Three things retailers can learn from the Sears bankruptcy
Sears Holdings, once the world's largest retailer, has filed for bankruptcy, signaling that the fast-changing retail business isn’t waiting for anyone.
Sears filed for Chapter 11 bankruptcy protection earlier this week after it reportedly could not pay US$134 million of debt that had come due – just part of the US$5 billion total it owes its lenders and bondholders.
For the company, it’s “a positive outcome,” says Greg Maloney, CEO of retail at JLL, Americas. Bankruptcy “allows for a potential reorganization” around a smaller number of successful stores that remain open.
But for other retailers, the change in fortune carries many lessons. “The moral of the story is that retailers that evolve and change and invest parallel to the consumer have a much higher probability of succeeding — compared to the retailer that wants to do it their own way,” says Naveen Jaggi, President of JLL’s retail brokerage in the Americas.
Here are three key takeaways for today’s retailers from the Sears’ story:
Focus on what you're good at
Sears began in the 19th Century selling a single product: mail-order watches. It steadily expanded to deliver virtually any item one could need in its textbook-like catalog. It first opened stores in the 1920s.
But consumer tastes began to change towards the end of the century, with the emergence of big box stores and discount retailers. Rather than going to one place to buy everything, shoppers began bargain hunt, Jaggi says. Sears didn’t adapt.
“The U.S. consumer became more product aware and better informed on what to buy, where to buy it, and how much it should cost,” Jaggi says. “Sears remained firm in their belief that middle America would remain loyal to Sears first and foremost. Unfortunately for Sears, the Information Age gave consumers the power of data, which marginalized loyalty in favor of value.”
Without beating the discount retailers on price, and without outlining its niche in a world where the one-stop-shop was no longer in vogue, Sears began the struggle that culminated with bankruptcy.
“Trying to be everything to everybody in 2018 is a losing battle,” Jaggi says. “Going forward, Sears should focus on core goods that consumers come in for and not the things they buy online or can buy for cheaper at a warehouse club. People still understand that Sears is great for home goods – they can organize around that.”
Invest in physical stores
The rise of e-commerce was another challenge to brick-and-mortar retailers. But many of them went to bat by investing in online shopping platforms and expensive upgrades to physical stores that made the in-store experience special.
Sears underinvested in both, Jaggi says. Its technology spending paled in comparison to that of Target and other big box competitors.
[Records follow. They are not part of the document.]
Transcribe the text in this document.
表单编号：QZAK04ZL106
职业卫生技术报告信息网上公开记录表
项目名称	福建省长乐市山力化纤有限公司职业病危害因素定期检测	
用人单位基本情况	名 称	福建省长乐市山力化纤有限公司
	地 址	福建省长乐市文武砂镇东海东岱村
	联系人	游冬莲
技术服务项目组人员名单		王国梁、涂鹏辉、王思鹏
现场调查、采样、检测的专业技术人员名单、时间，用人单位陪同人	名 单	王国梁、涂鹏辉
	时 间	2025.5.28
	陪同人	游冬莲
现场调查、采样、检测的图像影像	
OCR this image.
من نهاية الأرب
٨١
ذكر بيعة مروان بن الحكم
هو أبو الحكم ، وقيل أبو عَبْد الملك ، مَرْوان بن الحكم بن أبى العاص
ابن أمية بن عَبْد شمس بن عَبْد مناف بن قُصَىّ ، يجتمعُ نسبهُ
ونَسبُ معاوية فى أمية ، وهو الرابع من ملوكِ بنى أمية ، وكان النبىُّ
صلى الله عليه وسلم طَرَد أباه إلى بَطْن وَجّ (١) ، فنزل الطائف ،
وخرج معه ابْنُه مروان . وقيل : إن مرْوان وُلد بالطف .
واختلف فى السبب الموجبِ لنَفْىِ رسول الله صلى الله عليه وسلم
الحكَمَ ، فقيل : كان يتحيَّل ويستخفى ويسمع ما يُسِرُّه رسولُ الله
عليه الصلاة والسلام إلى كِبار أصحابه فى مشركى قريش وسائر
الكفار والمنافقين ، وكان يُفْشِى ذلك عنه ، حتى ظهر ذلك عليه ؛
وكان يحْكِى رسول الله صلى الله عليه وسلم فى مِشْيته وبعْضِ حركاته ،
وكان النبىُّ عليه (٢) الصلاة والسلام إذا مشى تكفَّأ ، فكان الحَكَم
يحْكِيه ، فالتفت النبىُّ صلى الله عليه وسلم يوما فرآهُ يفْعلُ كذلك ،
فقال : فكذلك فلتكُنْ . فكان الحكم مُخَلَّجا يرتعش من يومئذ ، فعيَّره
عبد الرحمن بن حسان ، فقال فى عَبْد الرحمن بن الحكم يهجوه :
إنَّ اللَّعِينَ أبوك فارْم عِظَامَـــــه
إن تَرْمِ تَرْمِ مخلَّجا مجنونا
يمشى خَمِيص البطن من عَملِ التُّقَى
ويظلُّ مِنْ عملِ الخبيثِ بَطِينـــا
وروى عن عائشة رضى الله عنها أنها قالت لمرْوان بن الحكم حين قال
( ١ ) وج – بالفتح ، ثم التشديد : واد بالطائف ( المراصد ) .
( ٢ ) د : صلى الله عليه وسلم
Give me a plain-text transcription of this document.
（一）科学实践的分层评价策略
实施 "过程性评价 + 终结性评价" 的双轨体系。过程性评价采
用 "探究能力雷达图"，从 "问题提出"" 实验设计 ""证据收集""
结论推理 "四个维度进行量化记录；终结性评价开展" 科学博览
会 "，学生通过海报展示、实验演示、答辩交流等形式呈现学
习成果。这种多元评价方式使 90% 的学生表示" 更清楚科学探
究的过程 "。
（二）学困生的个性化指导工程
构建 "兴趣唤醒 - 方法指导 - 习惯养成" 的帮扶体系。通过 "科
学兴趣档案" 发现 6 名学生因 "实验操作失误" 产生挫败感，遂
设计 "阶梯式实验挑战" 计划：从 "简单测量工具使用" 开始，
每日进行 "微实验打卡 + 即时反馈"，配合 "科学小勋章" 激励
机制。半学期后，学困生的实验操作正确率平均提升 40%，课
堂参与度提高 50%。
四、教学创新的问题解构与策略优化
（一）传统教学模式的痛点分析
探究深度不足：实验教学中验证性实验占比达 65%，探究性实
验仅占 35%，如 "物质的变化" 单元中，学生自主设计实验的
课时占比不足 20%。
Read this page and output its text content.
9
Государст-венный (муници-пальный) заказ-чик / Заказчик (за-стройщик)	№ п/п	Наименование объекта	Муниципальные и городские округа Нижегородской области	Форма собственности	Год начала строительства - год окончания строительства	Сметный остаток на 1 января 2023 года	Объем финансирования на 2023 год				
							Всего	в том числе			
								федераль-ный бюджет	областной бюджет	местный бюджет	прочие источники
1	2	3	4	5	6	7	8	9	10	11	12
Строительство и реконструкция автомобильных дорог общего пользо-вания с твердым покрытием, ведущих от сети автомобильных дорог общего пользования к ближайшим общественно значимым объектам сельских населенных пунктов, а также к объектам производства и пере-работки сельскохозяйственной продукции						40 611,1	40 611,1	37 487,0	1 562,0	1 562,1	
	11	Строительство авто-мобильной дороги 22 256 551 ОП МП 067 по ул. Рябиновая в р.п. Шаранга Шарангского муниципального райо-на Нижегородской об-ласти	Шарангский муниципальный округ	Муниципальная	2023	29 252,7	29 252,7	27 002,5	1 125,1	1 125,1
Meanwhile, chronic underinvestment in the company’s physical stores meant that properties were outdated. “Experiential retail” it was not.
“Either you invest in experiential retail or you play in the world of discount,” Jaggi says. “Sears fell into that black hole where they weren’t discount but were also not relevant to the modern consumer.”
Market directly to your core customer
In the late 1990s and 2000s, mall developers began seeking aspirational consumers, choosing high-end department stores like Nordstrom to lead the way.
Sears, not associated with luxury, was no longer the go-to mall anchor – but it didn’t fit the discount, big-box mold either. Instead, it suffered from a lack of definition around its target customer.
“Retailers need to realize who they are and who their core customer is, and market directly to them,” Jaggi says. “If your core consumer is value, go there. If it’s aspirational, go that way.”